Mrs. Ryan would. She wouldn't even mind if Molly went through them.

The cardboard box was still sitting unopened on top of the girl's vanity in Peg's room. Molly took a second to take in the room, with the Anne Klein and Ann Taylor suits in the closet and the stuffed teddy bears on the old white bed. A PC and a bookcase full of original Nancy Drews. Jelly beans on the night-stand and birth control pills in the drawer.

The contents of the box were easier to figure out. Diplomas from St. Louis University, undergraduate and law school. Law degree and certificate. A clutch of family pictures and a paperweight awarded by the Professional Women's Association. A scaled-down replica of a Calder sculpture and two framed and matted stick drawings signed
To Aunt Peg, love forever Cissie.

Molly hated this. She wanted to get the hell out of here before she couldn't. She wanted to get out into the yard and suck in some air. Instead, she reached into the bottom of the box and drew out Peg Ryan's personal daykeeper. There must, she figured, be something to go on in here, whether positive or not.

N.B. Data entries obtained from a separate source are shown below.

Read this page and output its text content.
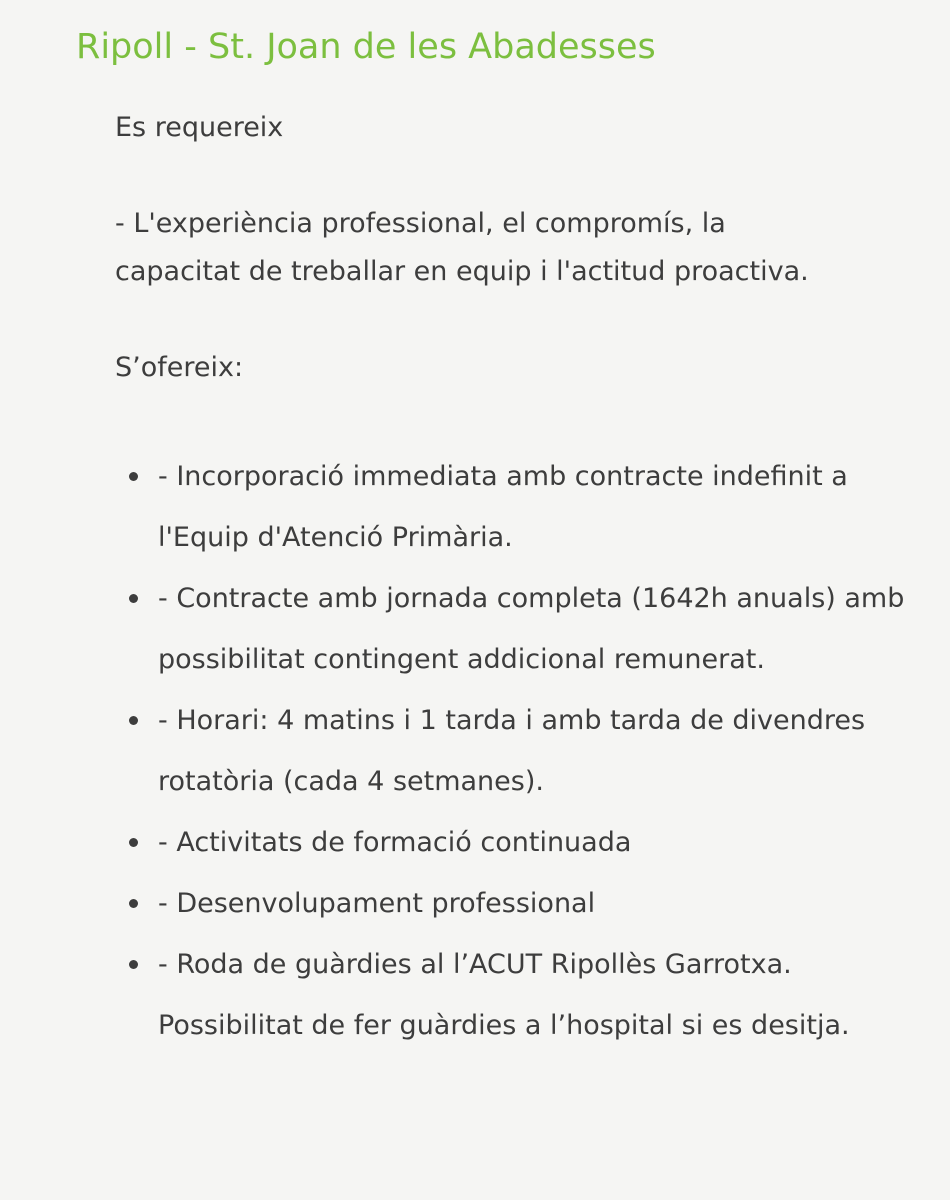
Ripoll - St. Joan de les Abadesses

Es requereix

- L'experiència professional, el compromís, la
capacitat de treballar en equip i l'actitud proactiva.

S’ofereix:

- Incorporació immediata amb contracte indefinit a l'Equip d'Atenció Primària.
- Contracte amb jornada completa (1642h anuals) amb possibilitat contingent addicional remunerat.
- Horari: 4 matins i 1 tarda i amb tarda de divendres rotatòria (cada 4 setmanes).
- Activitats de formació continuada
- Desenvolupament professional
- Roda de guàrdies al l’ACUT Ripollès Garrotxa. Possibilitat de fer guàrdies a l’hospital si es desitja.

When she unzipped the leather cover, the book automatically fell open to the most current month, August. Molly scanned the notations in its tidy squares and caught her breath.

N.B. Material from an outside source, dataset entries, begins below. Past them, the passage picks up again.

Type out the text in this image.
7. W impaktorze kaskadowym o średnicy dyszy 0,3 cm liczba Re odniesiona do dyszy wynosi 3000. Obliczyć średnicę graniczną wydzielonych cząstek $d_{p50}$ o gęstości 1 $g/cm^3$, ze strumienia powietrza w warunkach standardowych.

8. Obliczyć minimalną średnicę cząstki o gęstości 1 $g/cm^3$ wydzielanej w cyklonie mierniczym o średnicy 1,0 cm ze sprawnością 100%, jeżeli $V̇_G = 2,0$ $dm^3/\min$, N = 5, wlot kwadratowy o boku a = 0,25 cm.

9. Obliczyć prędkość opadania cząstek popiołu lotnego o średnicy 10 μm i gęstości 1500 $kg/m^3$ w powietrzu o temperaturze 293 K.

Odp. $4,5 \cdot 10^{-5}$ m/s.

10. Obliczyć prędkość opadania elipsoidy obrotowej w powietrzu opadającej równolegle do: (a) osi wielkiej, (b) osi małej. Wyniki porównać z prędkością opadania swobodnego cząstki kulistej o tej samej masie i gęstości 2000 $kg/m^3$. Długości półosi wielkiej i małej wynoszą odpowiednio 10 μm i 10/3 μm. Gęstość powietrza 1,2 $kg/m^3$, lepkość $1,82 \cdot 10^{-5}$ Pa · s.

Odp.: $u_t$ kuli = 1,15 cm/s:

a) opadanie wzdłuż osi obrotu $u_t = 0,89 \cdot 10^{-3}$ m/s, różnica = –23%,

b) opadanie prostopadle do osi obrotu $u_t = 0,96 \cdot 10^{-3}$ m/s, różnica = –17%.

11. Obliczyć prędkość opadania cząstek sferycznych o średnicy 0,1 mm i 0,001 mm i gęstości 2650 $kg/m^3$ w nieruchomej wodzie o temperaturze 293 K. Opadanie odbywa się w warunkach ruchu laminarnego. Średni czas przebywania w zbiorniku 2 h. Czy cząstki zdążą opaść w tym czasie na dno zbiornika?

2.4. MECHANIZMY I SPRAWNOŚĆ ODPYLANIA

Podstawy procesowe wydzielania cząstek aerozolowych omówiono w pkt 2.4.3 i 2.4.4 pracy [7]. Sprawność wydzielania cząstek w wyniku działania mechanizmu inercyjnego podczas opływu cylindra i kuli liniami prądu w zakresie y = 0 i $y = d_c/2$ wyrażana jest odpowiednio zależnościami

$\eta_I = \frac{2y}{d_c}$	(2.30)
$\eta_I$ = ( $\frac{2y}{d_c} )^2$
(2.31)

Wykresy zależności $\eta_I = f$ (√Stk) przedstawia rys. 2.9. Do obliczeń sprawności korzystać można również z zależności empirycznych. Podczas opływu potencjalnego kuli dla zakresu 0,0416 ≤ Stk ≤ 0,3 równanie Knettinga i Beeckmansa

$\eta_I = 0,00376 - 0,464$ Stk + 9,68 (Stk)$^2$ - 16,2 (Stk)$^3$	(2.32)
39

She'd struck gold on the first page.

 

 

 

Chapter 13

 

August 2
nd
, Pearl and Harry dinner MAC.

Molly's heart suddenly started hammering. She began flipping through the book, looking for names, addresses, times, anything. The first thing she noticed was that Peg had indeed been a busy girl. Client meetings, workout schedule, court dates, even a regular meeting with a masseuse. And something referred to as the Shitkicker's Club, which met regularly at lunch. No mention of where, what for, or who was involved.

Then she got lucky again.

August 5th. Funeral St. Clements. Peter.

Peter, Harry, Pearl. Molly was probably jumping to a conclusion or two. After all, she only had first names. Peg could have been referring to Pearl Smith, Harry Jones, and Peter Browne. All the same, the coincidence seemed too strong. And if there was one thing Molly had lost faith in over the years, it was coincidence. Molly felt sure Peg had known at least three of the other suicides.